The select board was enthusiastic about building housing on the northwest parking lot — a project that would not have to affect the VMCC at all and could move forward relatively quickly, members said.
“I like the idea that we’re turning a parking lot at the bottom of the hill into a housing site,” said select board chair Dave Abramson, “but I don’t want to see a big renovation that’s going to stick us into this building for 20 or 30 years.”
“We found a new spot for housing,” said Sandberg. “But we still have this huge area, and you could go up pretty high, three stories,” and not affect the sightlines of neighboring buildings, she added.
Town Manager Alex Morse pointed out that the report also included a current-use analysis of the VMCC that found the building was well used by residents of all ages, from senior citizens to the town’s early-childhood program.
“There are things that need to be there that we can’t just find another place for, and I think we have an opportunity to make the existing VMCC last longer with a small investment,” Morse said.
Option One has 12 townhouses with 18 parking spaces sited at the northwest parking lot, but Morse said that number was just a placeholder.
“When I first saw that, I said, ‘That’s not enough units,’ ” Morse said. He added that once the northwest parking lot is divided into its own separate parcel it would be easier to have a detailed discussion about density and unit count.
At present, the VMCC, the Provincetown Schools building, and five town parking lots all share the same 11.7-acre parcel. The northwest parking lot would come in at just under an acre, judging by the town’s documents, although a precise number was not provided in the report.
The town’s building committee, which was created to help shepherd a police station into existence, also spoke with Weston & Sampson’s engineers and with the town departments that work at the VMCC, chair Jeffrey Mulliken told the select board.

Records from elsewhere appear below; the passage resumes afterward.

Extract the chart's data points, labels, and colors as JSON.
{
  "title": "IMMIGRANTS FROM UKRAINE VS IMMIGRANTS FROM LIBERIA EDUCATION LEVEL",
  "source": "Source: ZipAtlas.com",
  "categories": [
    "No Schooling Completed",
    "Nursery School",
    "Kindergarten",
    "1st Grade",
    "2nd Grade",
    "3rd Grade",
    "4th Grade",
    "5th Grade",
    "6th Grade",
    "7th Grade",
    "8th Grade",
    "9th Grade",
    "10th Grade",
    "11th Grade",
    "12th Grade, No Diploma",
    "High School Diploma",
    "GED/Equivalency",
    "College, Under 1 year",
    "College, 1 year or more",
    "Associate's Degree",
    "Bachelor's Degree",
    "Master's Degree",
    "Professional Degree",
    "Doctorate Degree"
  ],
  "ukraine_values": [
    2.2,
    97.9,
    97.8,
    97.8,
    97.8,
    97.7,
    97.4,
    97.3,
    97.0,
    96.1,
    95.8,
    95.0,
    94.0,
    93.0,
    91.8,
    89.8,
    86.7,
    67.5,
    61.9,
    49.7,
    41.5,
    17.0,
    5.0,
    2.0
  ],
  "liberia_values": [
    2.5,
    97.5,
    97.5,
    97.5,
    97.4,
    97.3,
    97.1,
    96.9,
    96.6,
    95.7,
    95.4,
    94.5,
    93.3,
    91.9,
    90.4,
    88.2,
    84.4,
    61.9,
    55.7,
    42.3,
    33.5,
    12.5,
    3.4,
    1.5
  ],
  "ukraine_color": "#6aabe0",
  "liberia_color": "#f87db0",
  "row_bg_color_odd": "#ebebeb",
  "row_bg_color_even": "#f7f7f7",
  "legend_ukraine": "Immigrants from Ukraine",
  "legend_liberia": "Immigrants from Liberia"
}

Their conclusion was that relocating departments from the building during construction would be very difficult and that the building itself was in reasonable shape for continued use, assuming normal maintenance, Mulliken said.
Opportunity Zone Financing
Mulliken also told the board that he, planning board chair Dana Masterpolo, and two other people he did not identify were researching the possibility of enticing private investors to finance a market-rate rental housing project through the “opportunity zones” that were created in the 2017 tax law passed in the first year of the Trump presidency. Provincetown is the only opportunity zone on the Lower or Outer Cape.
“An opportunity zone is a place where wealthy people, people with large capital gains, can shield those capital gains from taxes,” Mulliken said. “The goal would be to build very high-density market-rate rental housing, because that creates a building that has income that an investor might be interested in joining.
“We’re in the very early stages, working out a proof of concept on this,” Mulliken added. “It would require some zoning relief for density. But I wanted to get it out on the table, and we could come back to you in two or four weeks and talk about it more.”
The board’s reception was cautious, although Morse pointed out that the town is hoping to build all market-rate rentals at the former police station site at 26 Shank Painter Road. “We’re likely to need local money and local interest,” Morse said, because the town won’t be seeking state and federal financing for that project.
Mulliken later told the Independent that he and Masterpolo, who each chair relevant committees, would not be financially involved in such an effort. He said he was not yet ready to identify the other two people.
“We’re starting out with a concept here, we have a lot of investigation to do, and this would have to be sanctioned by the town,” Mulliken said. “Dana and I are not developers — we’re just looking at this idea to see if it works.”